Trotz seiner fast 1100 Minuten währenden Torlosigkeit bot Coach Roberto Di Matteo im Angriff einmal mehr Klaas-Jan Huntelaar auf. Und der Niederländer, der letztmals am 29. November 2014 im Hinspiel gegen Mainz für Königsblau in einem Punktspiel getroffen hatte, hätte das Vertrauen seines Trainers schon in der 4. Minute fast zurückgezahlt. Doch Loris Karius lenkte den Schuss des „Hunter“ reaktionsschnell zur Ecke. Bei der folgenden Hereingabe zwang Matip den Mainzer Schlussmann per Kopf zur nächsten Glanztat.

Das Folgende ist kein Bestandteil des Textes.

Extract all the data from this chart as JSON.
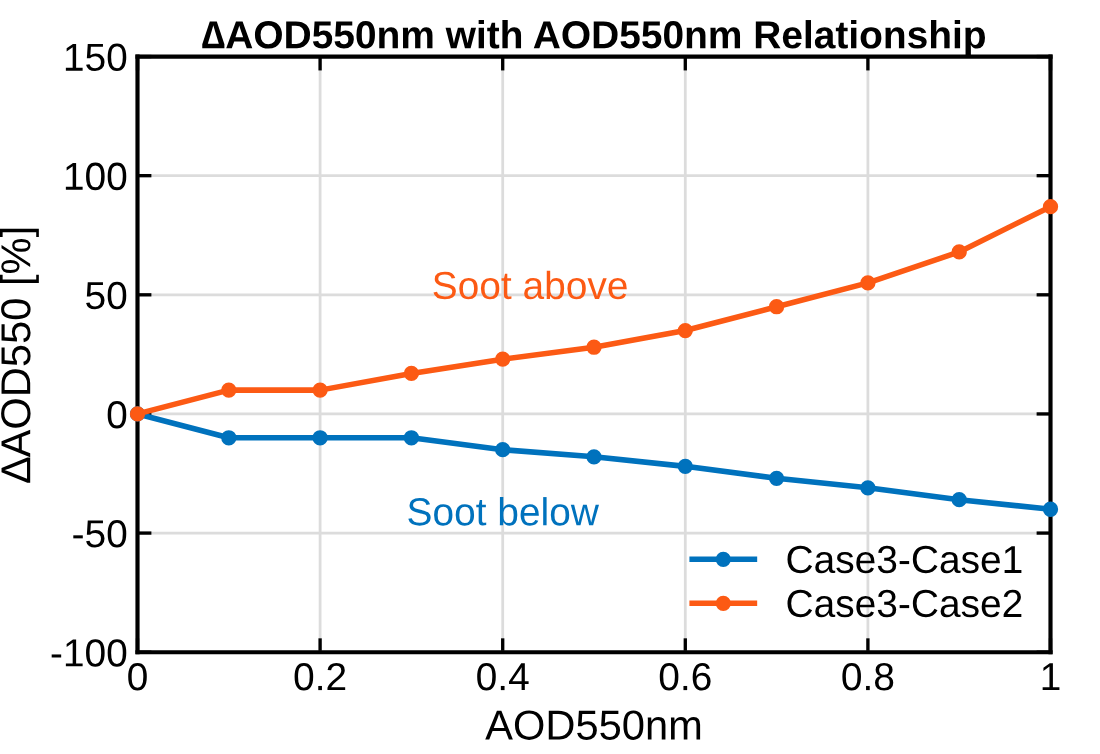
{
  "chart_data": {
    "type": "line",
    "title": "∆AOD550nm with AOD550nm Relationship",
    "xlabel": "AOD550nm",
    "ylabel": "∆AOD550 [%]",
    "x": [
      0,
      0.1,
      0.2,
      0.3,
      0.4,
      0.5,
      0.6,
      0.7,
      0.8,
      0.9,
      1
    ],
    "series": [
      {
        "name": "Case3-Case1",
        "color": "#0072bd",
        "values": [
          0,
          -10,
          -10,
          -10,
          -15,
          -18,
          -22,
          -27,
          -31,
          -36,
          -40
        ]
      },
      {
        "name": "Case3-Case2",
        "color": "#fc5a14",
        "values": [
          0,
          10,
          10,
          17,
          23,
          28,
          35,
          45,
          55,
          68,
          87
        ]
      }
    ],
    "annotations": [
      "Soot above",
      "Soot below"
    ],
    "xlim": [
      0,
      1
    ],
    "xticks": [
      0,
      0.2,
      0.4,
      0.6,
      0.8,
      1
    ],
    "ylim": [
      -100,
      150
    ],
    "yticks": [
      -100,
      -50,
      0,
      50,
      100,
      150
    ],
    "grid": true,
    "legend": "bottom right",
    "marker": "circle",
    "line_style": "solid"
  }
}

Die Mainzer fanden zunächst schwer in die Partie, weil aus dem Mittelfeld lange Zeit wenig kam, doch vor dem Tor waren sie eiskalt. Im Anschluss an die erste Ecke stocherte Bell den von Niko Bungert vorgelegten Ball aus kürzester Distanz über die Linie - das 400. Bundesliga-Tor verlieh den 05ern Flügel.